Objectives: To evaluate the clinical feasibility of using large language models to support SLEDAI-2k disease activity assessment from routine clinical documentation in patients with SLE.
Methods: A pilot, cross-sectional study was conducted using anonymized clinical progress notes from patients with SLE. Notes were generated during routine care by rheumatologists and rheumatology trainees who were unaware of the study purpose. An experienced rheumatologist calculated the SLEDAI-2k score for each note, which served as the clinical reference. The same notes were analyzed by five LLM platforms (ChatGPT, Gemini, DeepSeek, Claude, and Perplexity) using standardized instructions to calculate SLEDAI-2k scores. Model outputs were compared with the reference standard to determine the proportion of correct scores. Incorrect scores were classified as underestimations or overestimations. Descriptive statistics were used.
Results: Twenty-one clinical progress notes were analyzed. None of the evaluated LLMs achieved an accuracy above 50% when compared with the rheumatologist-calculated SLEDAI-2k scores. ChatGPT demonstrated the highest agreement with the reference standard, with 38.1% correct scores, whereas Gemini showed the lowest accuracy (23.8%). DeepSeek, Claude, and Perplexity each achieved an accuracy of 28.6%. Clinically relevant discrepancies were observed: ChatGPT more frequently underestimated disease activity, while Gemini, DeepSeek, and Claude predominantly overestimated SLEDAI-2k scores. Perplexity showed a more balanced distribution of under- and overestimation.
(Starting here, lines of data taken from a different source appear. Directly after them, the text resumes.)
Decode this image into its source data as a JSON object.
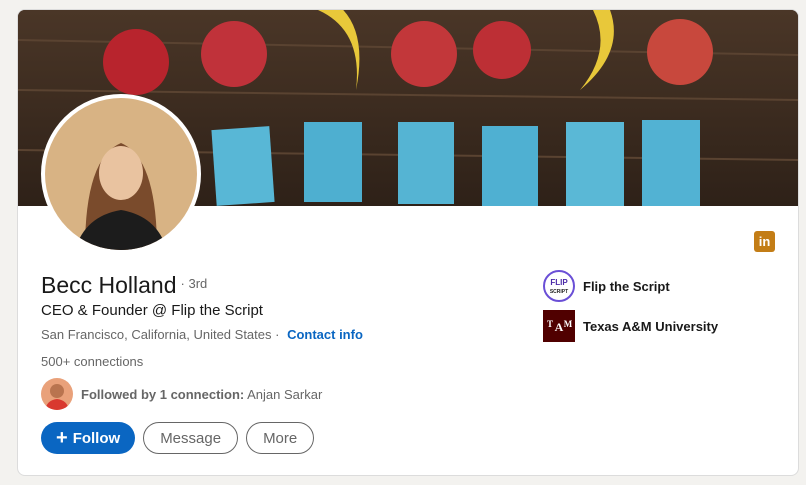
{
  "profile": {
    "name": "Becc Holland",
    "degree": "· 3rd",
    "headline": "CEO & Founder @ Flip the Script",
    "location": "San Francisco, California, United States ·",
    "contact_link": "Contact info",
    "connections": "500+ connections",
    "followed_prefix": "Followed by 1 connection:",
    "followed_name": "Anjan Sarkar"
  },
  "actions": {
    "follow_label": "Follow",
    "message_label": "Message",
    "more_label": "More"
  },
  "side": {
    "company": "Flip the Script",
    "school": "Texas A&M University",
    "company_logo_text": "FLIP SCRIPT",
    "school_logo_text": "ATM"
  },
  "icons": {
    "linkedin": "linkedin-icon",
    "plus": "plus-icon"
  },
  "colors": {
    "accent": "#0a66c2",
    "linkedin_badge": "#c37d16",
    "texas_am_maroon": "#500000"
  }
}
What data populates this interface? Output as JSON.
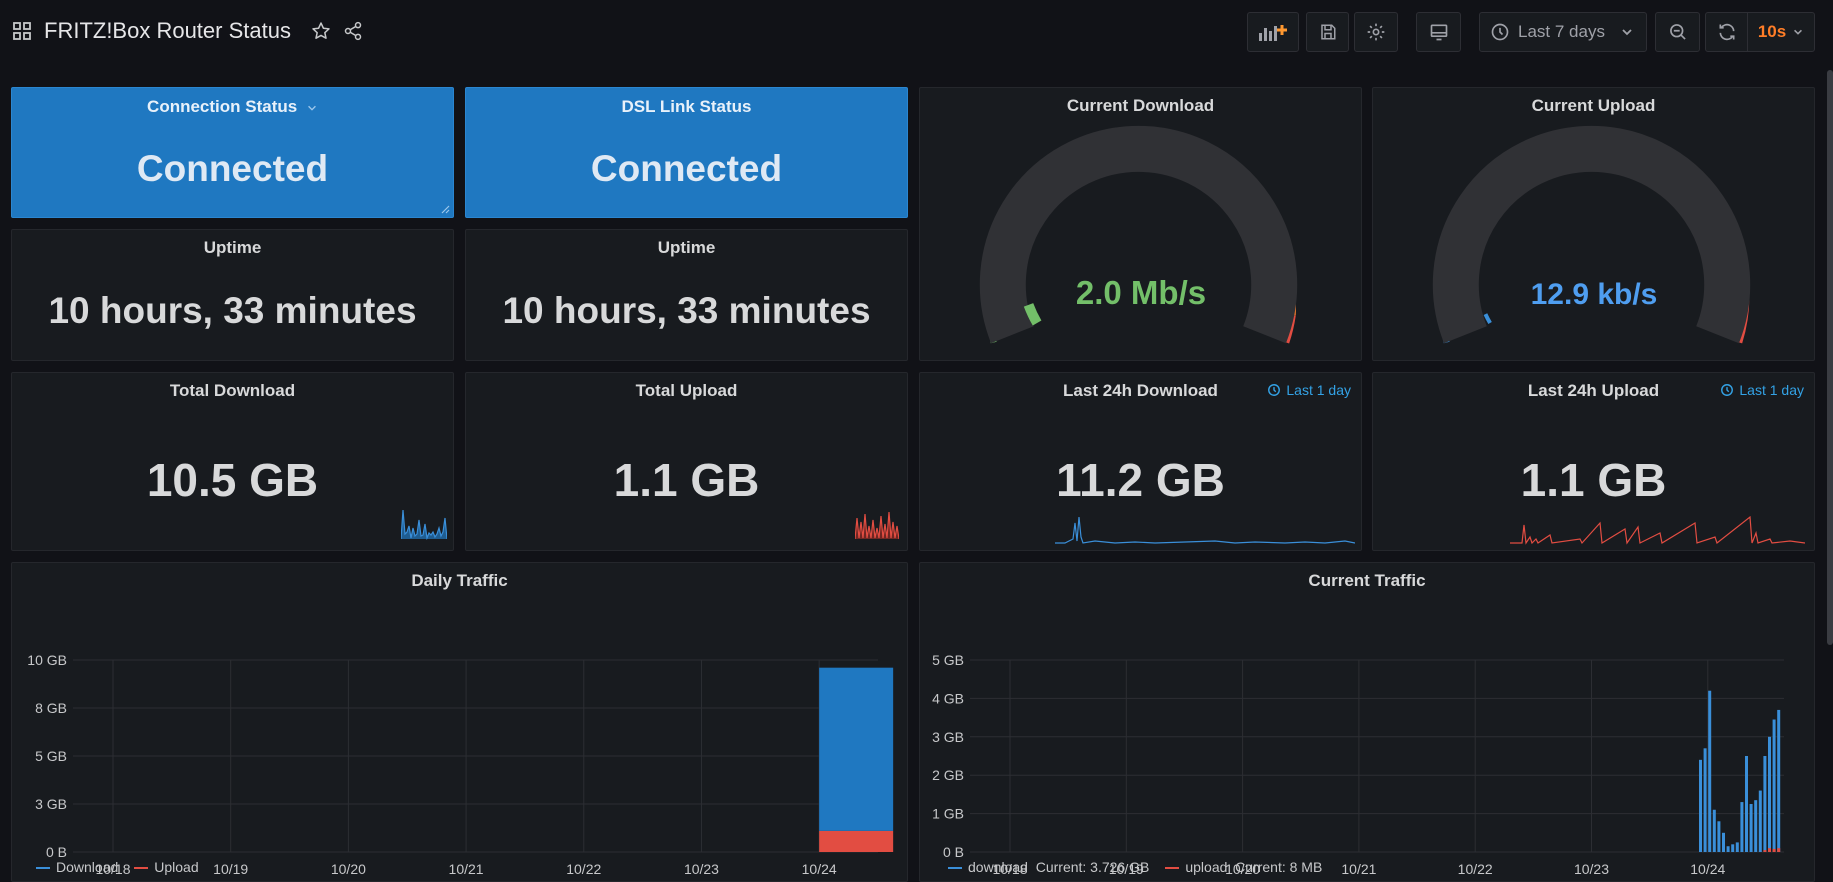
{
  "header": {
    "title": "FRITZ!Box Router Status",
    "time_range": "Last 7 days",
    "refresh": "10s"
  },
  "panels": {
    "connection_status": {
      "title": "Connection Status",
      "value": "Connected"
    },
    "dsl_link_status": {
      "title": "DSL Link Status",
      "value": "Connected"
    },
    "uptime_1": {
      "title": "Uptime",
      "value": "10 hours, 33 minutes"
    },
    "uptime_2": {
      "title": "Uptime",
      "value": "10 hours, 33 minutes"
    },
    "current_download": {
      "title": "Current Download",
      "value": "2.0 Mb/s",
      "fraction": 0.04
    },
    "current_upload": {
      "title": "Current Upload",
      "value": "12.9 kb/s",
      "fraction": 0.02
    },
    "total_download": {
      "title": "Total Download",
      "value": "10.5 GB"
    },
    "total_upload": {
      "title": "Total Upload",
      "value": "1.1 GB"
    },
    "last24_download": {
      "title": "Last 24h Download",
      "value": "11.2 GB",
      "time_info": "Last 1 day"
    },
    "last24_upload": {
      "title": "Last 24h Upload",
      "value": "1.1 GB",
      "time_info": "Last 1 day"
    },
    "daily_traffic": {
      "title": "Daily Traffic"
    },
    "current_traffic": {
      "title": "Current Traffic"
    }
  },
  "colors": {
    "blue": "#1f78c1",
    "green": "#73bf69",
    "orange": "#e0752d",
    "red": "#e24d42",
    "series_blue": "#3a8fd9"
  },
  "chart_data": [
    {
      "type": "bar",
      "title": "Daily Traffic",
      "categories": [
        "10/18",
        "10/19",
        "10/20",
        "10/21",
        "10/22",
        "10/23",
        "10/24"
      ],
      "yticks": [
        "0 B",
        "3 GB",
        "5 GB",
        "8 GB",
        "10 GB"
      ],
      "ylim": [
        0,
        10
      ],
      "stacked": true,
      "series": [
        {
          "name": "Download",
          "color": "#1f78c1",
          "values": [
            0,
            0,
            0,
            0,
            0,
            0,
            8.5
          ]
        },
        {
          "name": "Upload",
          "color": "#e24d42",
          "values": [
            0,
            0,
            0,
            0,
            0,
            0,
            1.1
          ]
        }
      ],
      "legend": [
        "Download",
        "Upload"
      ]
    },
    {
      "type": "bar",
      "title": "Current Traffic",
      "categories": [
        "10/18",
        "10/19",
        "10/20",
        "10/21",
        "10/22",
        "10/23",
        "10/24"
      ],
      "yticks": [
        "0 B",
        "1 GB",
        "2 GB",
        "3 GB",
        "4 GB",
        "5 GB"
      ],
      "ylim": [
        0,
        5
      ],
      "download": [
        2.4,
        2.7,
        4.2,
        1.1,
        0.8,
        0.5,
        0.15,
        0.2,
        0.25,
        1.3,
        2.5,
        1.25,
        1.35,
        1.6,
        2.5,
        3.0,
        3.45,
        3.7
      ],
      "upload": [
        0,
        0,
        0,
        0,
        0,
        0,
        0,
        0,
        0,
        0,
        0,
        0,
        0,
        0,
        0.05,
        0.1,
        0.08,
        0.1
      ],
      "legend": [
        "download  Current: 3.726 GB",
        "upload  Current: 8 MB"
      ]
    }
  ]
}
Conclusions: In this clinical pilot study, large language models showed limited agreement with rheumatologist-calculated SLEDAI-2k scores derived from routine clinical notes. At present, general-purpose LLMs should not be used independently for clinical decision-making in SLE disease activity assessment. However, targeted development and clinical training of specialized models may enable future integration of AI-based tools to support, rather than replace, clinician-led disease activity evaluation in everyday rheumatology practice.
Accuracy and error rates of SLEDAI-2k scores calculated by different large language models compared with a board-certified rheumatologist.
REFERENCES: NIL.
Acknowledgments: NIL.
Disclosure of Interests: None declared.